Baker’s political career came at a tumultuous and dangerous time in Bossier Parish. In 1868, an event known by several names (Shady Grove Riot, Bossier Riot, Bossier Massacre, and Gibson’s War) occurred in the parish. While the exact number of victims is not known, it is thought that around 200 black citizens of Bossier Parish were murdered and possibly another 100 wounded. Baker’s accounts of this time are recorded in the Session of the 44th Congress, known as “Use of the Army in Certain Southern States”.

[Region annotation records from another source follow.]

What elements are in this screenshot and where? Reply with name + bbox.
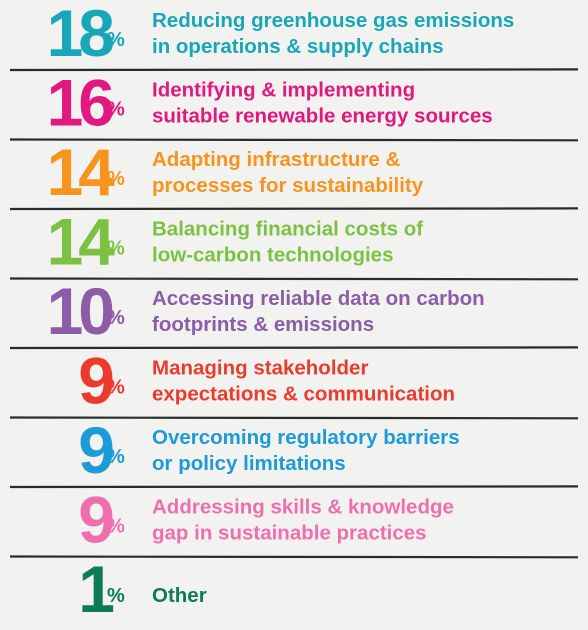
- percent-sign: %: [107, 516, 125, 538]
- separator: [9, 68, 579, 72]
- item-label: or policy limitations: [152, 452, 346, 475]
- item-label: suitable renewable energy sources: [152, 105, 493, 128]
- item-label: low-carbon technologies: [152, 244, 393, 267]
- item-label: footprints & emissions: [152, 313, 374, 336]
- percent-sign: %: [107, 168, 125, 190]
- item-label: processes for sustainability: [152, 174, 424, 197]
- percent-number: 14: [47, 205, 116, 279]
- separator: [9, 277, 579, 281]
- separator: [9, 416, 579, 420]
- percent-number: 14: [47, 135, 116, 209]
- item-label: Balancing financial costs of: [152, 218, 423, 241]
- percent-sign: %: [107, 99, 125, 121]
- item-label: expectations & communication: [152, 383, 455, 406]
- separator: [9, 207, 579, 211]
- percent-number: 10: [47, 274, 113, 348]
- percent-sign: %: [107, 29, 125, 51]
- item-label: Other: [152, 584, 207, 607]
- separator: [9, 346, 579, 350]
- item-label: gap in sustainable practices: [152, 522, 427, 545]
- item-label: Overcoming regulatory barriers: [152, 426, 460, 449]
- percent-sign: %: [107, 585, 125, 607]
- item-label: Addressing skills & knowledge: [152, 496, 454, 519]
- item-label: Identifying & implementing: [152, 79, 415, 102]
- item-label: Reducing greenhouse gas emissions: [152, 9, 514, 32]
- percent-number: 18: [47, 0, 114, 70]
- percent-number: 16: [47, 66, 114, 140]
- percent-sign: %: [107, 377, 125, 399]
- percent-sign: %: [107, 238, 125, 260]
- separator: [9, 138, 579, 142]
- percent-sign: %: [107, 307, 125, 329]
- item-label: Adapting infrastructure &: [152, 148, 400, 171]
- percent-sign: %: [107, 446, 125, 468]
- separator: [9, 485, 579, 489]
- item-label: in operations & supply chains: [152, 35, 444, 58]
- item-label: Accessing reliable data on carbon: [152, 287, 485, 310]
- separator: [9, 555, 579, 559]
- item-label: Managing stakeholder: [152, 357, 368, 380]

“Bossier, This parish...has had enacted within its borders during the last six years some of the most atrocious murders ever put upon record by the historian's pen. As no language of mine can add to the extracts taken from official records and personal experiences hereinafter set forth, I shall simply give the statistics as I have been able to collect them, with the remark that, in my opinion, the "Bossier negro-hunt" or massacre, during the month of September, 1868, was, without exception, the most thoroughly wanton, unjustifiable, and in every respect uncalled-for slaughter of innocent and unoffending people, solely on account of their color and political sentiments, that ever occurred among civilized people.
"I have often conversed with men who took an active part in what is known as the Bossier Riot of 1868, and who participated at different places, and they place the number killed at from two to three hundred. Some say more than three hundred. Of that number two were white men and the balance were negroes. No prosecutions were had for that riot.”

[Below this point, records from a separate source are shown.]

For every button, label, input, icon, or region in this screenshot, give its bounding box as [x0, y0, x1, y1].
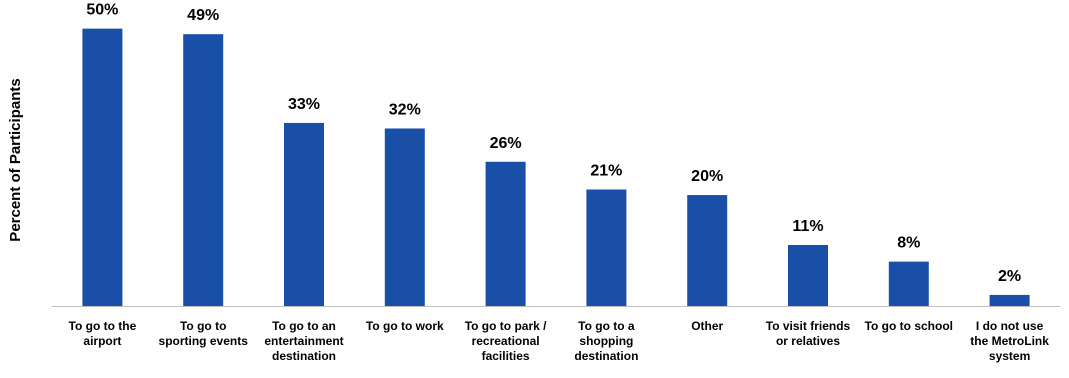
category-label-9: I do not use the MetroLink system: [970, 319, 1049, 363]
y-axis-title: Percent of Participants: [7, 78, 24, 241]
value-label-6: 20%: [691, 168, 723, 185]
bar-0: [82, 28, 123, 306]
value-label-8: 8%: [897, 235, 920, 252]
bar-4: [485, 161, 526, 306]
bar-8: [888, 261, 929, 306]
category-label-3: To go to work: [366, 319, 444, 333]
value-label-5: 21%: [590, 163, 622, 180]
value-labels-group: 50% 49% 33% 32% 26% 21% 20% 11% 8% 2%: [86, 2, 1021, 285]
bar-3: [384, 128, 425, 306]
bar-7: [788, 244, 828, 306]
category-label-8: To go to school: [865, 319, 953, 333]
category-label-2: To go to an entertainment destination: [264, 319, 343, 363]
value-label-9: 2%: [998, 268, 1021, 285]
category-label-1: To go to sporting events: [159, 319, 249, 348]
category-label-7: To visit friends or relatives: [766, 319, 851, 348]
value-label-7: 11%: [792, 218, 823, 235]
category-label-6: Other: [691, 319, 723, 333]
bar-9: [989, 294, 1030, 306]
category-label-0: To go to the airport: [69, 319, 137, 348]
category-label-5: To go to a shopping destination: [574, 319, 638, 363]
category-label-4: To go to park / recreational facilities: [465, 319, 547, 363]
value-label-2: 33%: [288, 96, 320, 113]
value-label-4: 26%: [490, 135, 522, 152]
bar-2: [284, 122, 324, 307]
value-label-0: 50%: [86, 2, 118, 19]
value-label-3: 32%: [389, 101, 421, 118]
category-labels-group: To go to the airport To go to sporting even…: [69, 319, 1050, 363]
bars-group: [82, 28, 1030, 307]
bar-5: [586, 189, 627, 306]
bar-6: [687, 195, 728, 306]
value-label-1: 49%: [187, 7, 219, 24]
bar-1: [183, 34, 224, 306]
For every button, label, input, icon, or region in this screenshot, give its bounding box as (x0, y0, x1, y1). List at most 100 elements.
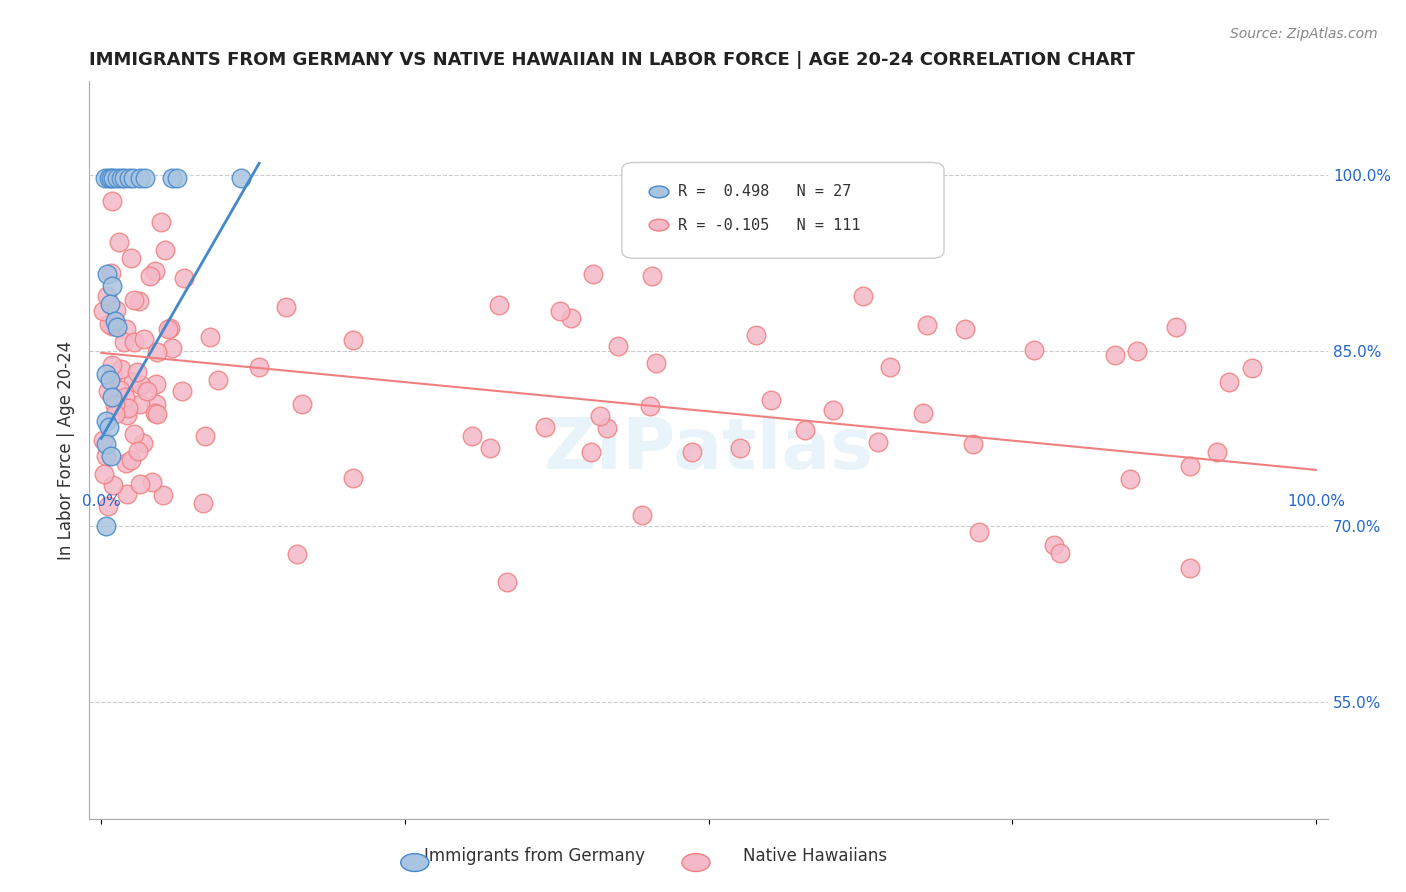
Point (460, 428, 482, 442)
Point (911, 406, 934, 420)
Point (110, 383, 132, 397)
Point (115, 322, 138, 336)
Point (141, 475, 163, 490)
Point (101, 194, 124, 208)
FancyBboxPatch shape (621, 162, 943, 259)
Point (1180, 458, 1202, 473)
Point (1180, 561, 1202, 575)
Point (96, 268, 118, 282)
Point (101, 279, 124, 293)
Point (129, 378, 152, 392)
Point (94, 449, 117, 463)
Point (745, 328, 768, 343)
Point (342, 333, 364, 347)
Point (1240, 361, 1263, 376)
Point (100, 449, 122, 463)
Point (160, 171, 183, 186)
Point (276, 301, 298, 315)
Text: IMMIGRANTS FROM GERMANY VS NATIVE HAWAIIAN IN LABOR FORCE | AGE 20-24 CORRELATIO: IMMIGRANTS FROM GERMANY VS NATIVE HAWAII… (89, 51, 1135, 69)
Point (191, 496, 214, 510)
Point (117, 487, 139, 501)
Point (97, 384, 120, 398)
Point (967, 524, 990, 539)
Point (166, 171, 188, 186)
Point (131, 436, 153, 450)
Point (534, 419, 557, 434)
Point (121, 171, 143, 186)
Point (631, 508, 654, 522)
Point (138, 269, 160, 284)
Point (285, 547, 308, 561)
Point (596, 421, 619, 435)
Point (120, 251, 142, 265)
Point (579, 444, 602, 458)
Point (124, 293, 146, 308)
Point (94, 414, 117, 428)
Point (1125, 343, 1147, 358)
Point (117, 401, 139, 415)
Point (129, 397, 152, 411)
Point (110, 171, 132, 186)
Point (145, 376, 167, 391)
Point (582, 267, 605, 281)
Point (879, 359, 901, 374)
Text: ZIPatlas: ZIPatlas (544, 416, 873, 484)
Point (112, 334, 135, 349)
Point (114, 390, 136, 404)
Point (97, 499, 120, 513)
Text: Immigrants from Germany: Immigrants from Germany (423, 847, 645, 865)
Point (104, 407, 127, 421)
Text: Source: ZipAtlas.com: Source: ZipAtlas.com (1230, 27, 1378, 41)
Point (962, 436, 984, 450)
Text: 0.0%: 0.0% (82, 494, 121, 509)
Point (156, 322, 179, 336)
Point (104, 302, 127, 317)
Point (730, 441, 752, 455)
Point (794, 423, 817, 437)
Point (98, 317, 121, 331)
Point (115, 456, 138, 470)
Point (100, 266, 122, 280)
Point (136, 384, 159, 399)
Point (103, 171, 125, 186)
Point (291, 396, 314, 410)
Point (915, 318, 938, 333)
Point (129, 171, 152, 186)
Point (143, 406, 166, 420)
Point (866, 434, 889, 449)
Point (112, 171, 135, 186)
Point (146, 345, 169, 359)
Point (105, 320, 128, 334)
Point (173, 271, 195, 285)
Point (207, 372, 229, 386)
Point (162, 341, 184, 355)
Point (110, 362, 132, 376)
Point (145, 397, 167, 411)
Point (1049, 546, 1071, 560)
Point (143, 264, 166, 278)
Point (122, 427, 145, 442)
Y-axis label: In Labor Force | Age 20-24: In Labor Force | Age 20-24 (58, 341, 75, 559)
Point (560, 310, 582, 325)
Text: Native Hawaiians: Native Hawaiians (744, 847, 887, 865)
Point (97, 171, 120, 186)
Point (1164, 319, 1187, 334)
Point (159, 321, 181, 335)
Point (91, 434, 114, 448)
Point (149, 215, 172, 229)
Point (107, 235, 129, 249)
Circle shape (650, 186, 669, 198)
Point (247, 359, 270, 374)
Point (200, 330, 222, 344)
Point (229, 171, 252, 186)
Point (120, 453, 142, 467)
Point (96, 289, 118, 303)
Point (589, 409, 612, 423)
Point (98, 373, 121, 387)
Text: R =  0.498   N = 27: R = 0.498 N = 27 (678, 185, 851, 200)
Point (108, 397, 131, 411)
Point (94, 519, 117, 533)
Point (146, 407, 169, 421)
Point (94, 367, 117, 381)
Point (194, 429, 217, 443)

Baker and his son Percy both went to the polls with their shot-guns in their hands, as they cast the only two votes for the Louisiana Constitution of 1868 in Bossier Parish. The Bossier Banner newspaper published an article noting that “only two white men in Bossier parish voted for the mongrel Constitution!...Who are the men of nerve among you?...Who are the two greatest skunks in Bossier!” At the time, Percy was a state representative from the parish, but this position offered him no protection. Both father and son report that election fraud was rampant in the 1872 election, and “wholesale intimidation was practiced throughout the parish. Terrible threats were made to revive the fearful election massacre of four years ago [a reference to the Bossier Riots], at which several hundred colored men were killed…A body of Ku-Klux, commissioned as constables, did the work.” Lambert writes to republican politician Stephen B. Packard that armed guards in Bossier Parish are well-known as members of the KKK, and claim not to be White-Leaguers, preferring to call themselves ‘Governor McEnery’s militia’.

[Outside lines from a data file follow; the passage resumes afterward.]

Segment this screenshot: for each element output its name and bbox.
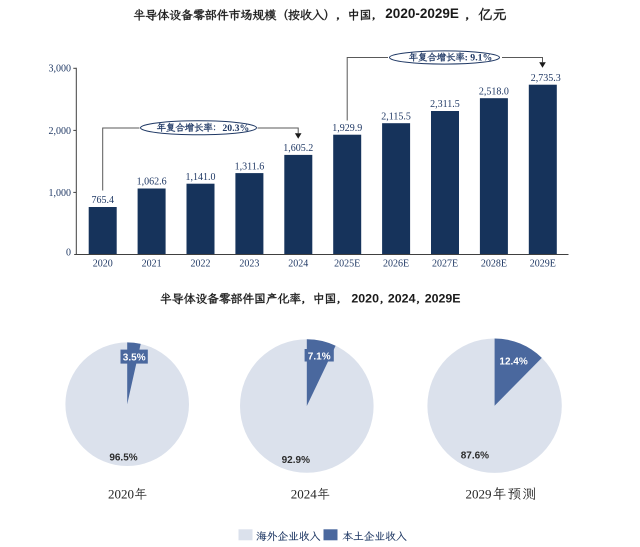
svg-text:2,311.5: 2,311.5 [430,99,460,110]
svg-text:2024: 2024 [288,258,308,269]
svg-text:2028E: 2028E [481,258,507,269]
svg-text:2,735.3: 2,735.3 [531,73,561,84]
svg-text:1,311.6: 1,311.6 [235,161,265,172]
svg-text:2020: 2020 [108,487,134,502]
svg-text:20.3%: 20.3% [222,123,249,134]
svg-text:3.5%: 3.5% [123,353,146,364]
svg-text:1,062.6: 1,062.6 [137,177,167,188]
svg-text:92.9%: 92.9% [282,455,310,466]
svg-text:2021: 2021 [142,258,162,269]
svg-text:2,518.0: 2,518.0 [479,86,509,97]
svg-text:2,000: 2,000 [49,126,72,137]
svg-text:2023: 2023 [239,258,259,269]
svg-text:7.1%: 7.1% [308,351,331,362]
svg-text:1,929.9: 1,929.9 [332,123,362,134]
svg-text:12.4%: 12.4% [499,356,527,367]
svg-text:1,605.2: 1,605.2 [283,143,313,154]
svg-text:87.6%: 87.6% [461,451,489,462]
svg-text:2029E: 2029E [530,258,556,269]
svg-text:: 9.1%: : 9.1% [465,53,493,64]
svg-text:3,000: 3,000 [49,64,72,75]
svg-text:2026E: 2026E [383,258,409,269]
svg-text:2024: 2024 [291,487,318,502]
svg-text:1,000: 1,000 [49,188,72,199]
svg-text:2022: 2022 [191,258,211,269]
svg-text:765.4: 765.4 [91,195,114,206]
svg-text:2020: 2020 [93,258,113,269]
svg-text:2,115.5: 2,115.5 [381,111,411,122]
svg-text:2020: 2020 [351,292,379,306]
svg-text:0: 0 [66,247,71,258]
svg-text:2025E: 2025E [334,258,360,269]
svg-text:2029E: 2029E [425,292,461,306]
svg-text:2029: 2029 [466,487,492,502]
svg-text:2024: 2024 [388,292,416,306]
svg-text:96.5%: 96.5% [109,452,137,463]
svg-text:2020-2029E: 2020-2029E [385,6,459,21]
svg-text:2027E: 2027E [432,258,458,269]
svg-text:1,141.0: 1,141.0 [186,172,216,183]
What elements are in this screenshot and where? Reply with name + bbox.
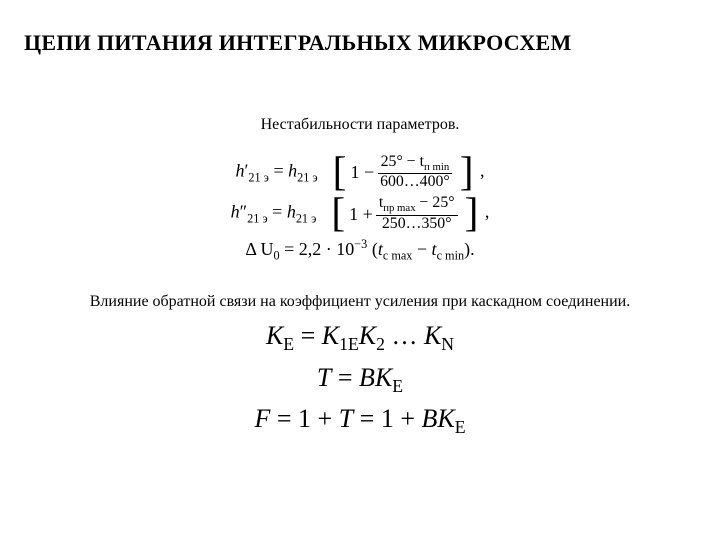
K: K bbox=[266, 321, 283, 350]
E: E bbox=[283, 335, 294, 355]
eq-ke: KE = K1EK2 … KN bbox=[266, 318, 454, 357]
t1-sub: c max bbox=[383, 249, 413, 263]
bracket-open: [ bbox=[331, 196, 345, 229]
K: K bbox=[437, 404, 454, 433]
minus: − bbox=[412, 239, 431, 259]
section2-equations: KE = K1EK2 … KN T = BKE F = 1 + T = 1 + … bbox=[20, 317, 700, 440]
E: E bbox=[455, 417, 466, 437]
E: E bbox=[392, 376, 403, 396]
eq2: = 1 + bbox=[353, 404, 421, 433]
KN: K bbox=[424, 321, 441, 350]
subN: N bbox=[441, 335, 454, 355]
one-plus: 1 + bbox=[349, 201, 373, 227]
tail: , bbox=[485, 202, 490, 222]
eq: = bbox=[331, 363, 359, 392]
frac-den: 600…400° bbox=[377, 174, 453, 191]
slide-title: ЦЕПИ ПИТАНИЯ ИНТЕГРАЛЬНЫХ МИКРОСХЕМ bbox=[24, 30, 700, 56]
frac-den: 250…350° bbox=[379, 216, 455, 233]
sym-sub: 21 э bbox=[248, 170, 269, 184]
slide: ЦЕПИ ПИТАНИЯ ИНТЕГРАЛЬНЫХ МИКРОСХЕМ Нест… bbox=[0, 0, 720, 540]
bracket-close: ] bbox=[465, 196, 479, 229]
paren-close: ). bbox=[464, 239, 475, 259]
bracket-group: [ 1 + tпр max − 25° 250…350° ] bbox=[331, 195, 478, 232]
F: F bbox=[254, 404, 270, 433]
delta-u: Δ U bbox=[245, 239, 273, 259]
section1-equations: h′21 э = h21 э [ 1 − 25° − tп min 600…40… bbox=[20, 152, 700, 267]
dots: … bbox=[385, 321, 424, 350]
B: B bbox=[359, 363, 375, 392]
eq1: = 1 + bbox=[270, 404, 338, 433]
K1: K bbox=[322, 321, 339, 350]
exp: −3 bbox=[354, 237, 367, 251]
bracket-open: [ bbox=[333, 155, 347, 188]
eq-h21-prime: h′21 э = h21 э [ 1 − 25° − tп min 600…40… bbox=[235, 154, 484, 191]
frac-num-sub: пр max bbox=[383, 202, 415, 214]
sym-h2: h bbox=[288, 161, 297, 181]
K: K bbox=[375, 363, 392, 392]
bracket-group: [ 1 − 25° − tп min 600…400° ] bbox=[333, 154, 474, 191]
T: T bbox=[317, 363, 331, 392]
section2-subtitle: Влияние обратной связи на коэффициент ус… bbox=[20, 293, 700, 311]
B: B bbox=[421, 404, 437, 433]
t2-sub: c min bbox=[437, 249, 465, 263]
sym-eq: = bbox=[273, 161, 288, 181]
eq: = bbox=[294, 321, 322, 350]
sub2: 2 bbox=[376, 335, 385, 355]
bracket-close: ] bbox=[460, 155, 474, 188]
fraction: 25° − tп min 600…400° bbox=[377, 154, 453, 191]
sym-eq: = bbox=[272, 202, 287, 222]
sym-prime: ″ bbox=[240, 202, 248, 222]
tail: , bbox=[480, 161, 485, 181]
fraction: tпр max − 25° 250…350° bbox=[376, 195, 458, 232]
eq-delta-u0: Δ U0 = 2,2 · 10−3 (tc max − tc min). bbox=[245, 236, 474, 265]
frac-num-sub: п min bbox=[424, 161, 449, 173]
section1-subtitle: Нестабильности параметров. bbox=[20, 116, 700, 134]
T: T bbox=[339, 404, 353, 433]
one-minus: 1 − bbox=[350, 159, 374, 185]
sym-h2: h bbox=[287, 202, 296, 222]
eq-f: F = 1 + T = 1 + BKE bbox=[254, 401, 465, 440]
frac-num: 25° − t bbox=[381, 153, 424, 170]
sub0: 0 bbox=[274, 249, 280, 263]
eq-h21-doubleprime: h″21 э = h21 э [ 1 + tпр max − 25° 250…3… bbox=[231, 195, 490, 232]
sym-h: h bbox=[231, 202, 240, 222]
sym-sub2: 21 э bbox=[297, 170, 318, 184]
K2: K bbox=[359, 321, 376, 350]
sym-sub2: 21 э bbox=[296, 211, 317, 225]
sym-sub: 21 э bbox=[247, 211, 268, 225]
eq-num: = 2,2 · 10 bbox=[284, 239, 354, 259]
frac-num-tail: − 25° bbox=[416, 194, 455, 211]
sub1: 1E bbox=[339, 335, 359, 355]
section2: Влияние обратной связи на коэффициент ус… bbox=[20, 293, 700, 440]
eq-t: T = BKE bbox=[317, 360, 403, 399]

In September of 1874, Baker wrote to Packard again and described a threat leveled against him by a White League committee. Baker was told to cease to act as parish judge and United States commissioner and ordered not to make any report of this threat under any circumstances. He was told that disobedience would result in his inability to leave the state and that he “could not live here twenty-four hours.” Baker told Packard that armed White Leaguers held the courthouse and had all elected officials under surveillance. The scope of the situation is not readily available as “outrages are daily committed but not reported by the papers. Anarchy prevails.” The newspaper that fails to report these outrages must be The Bossier Banner.

There is evidence that Baker’s political ideals made even small matters difficult within the parish. In 1875, he applied with the Police Jury to change the Bellevue and Fillmore road in front of his residence. The jurors rejected his application on the grounds that it would lengthen the road. Sheriff W.H. Hill, the same man who failed to intervene during the attack on Percy, submitted the report and reason for rejection.


Baker and his family continued to live in Bossier Parish. Lambert Baker died in 1902 and is buried in the Bellevue Cemetery.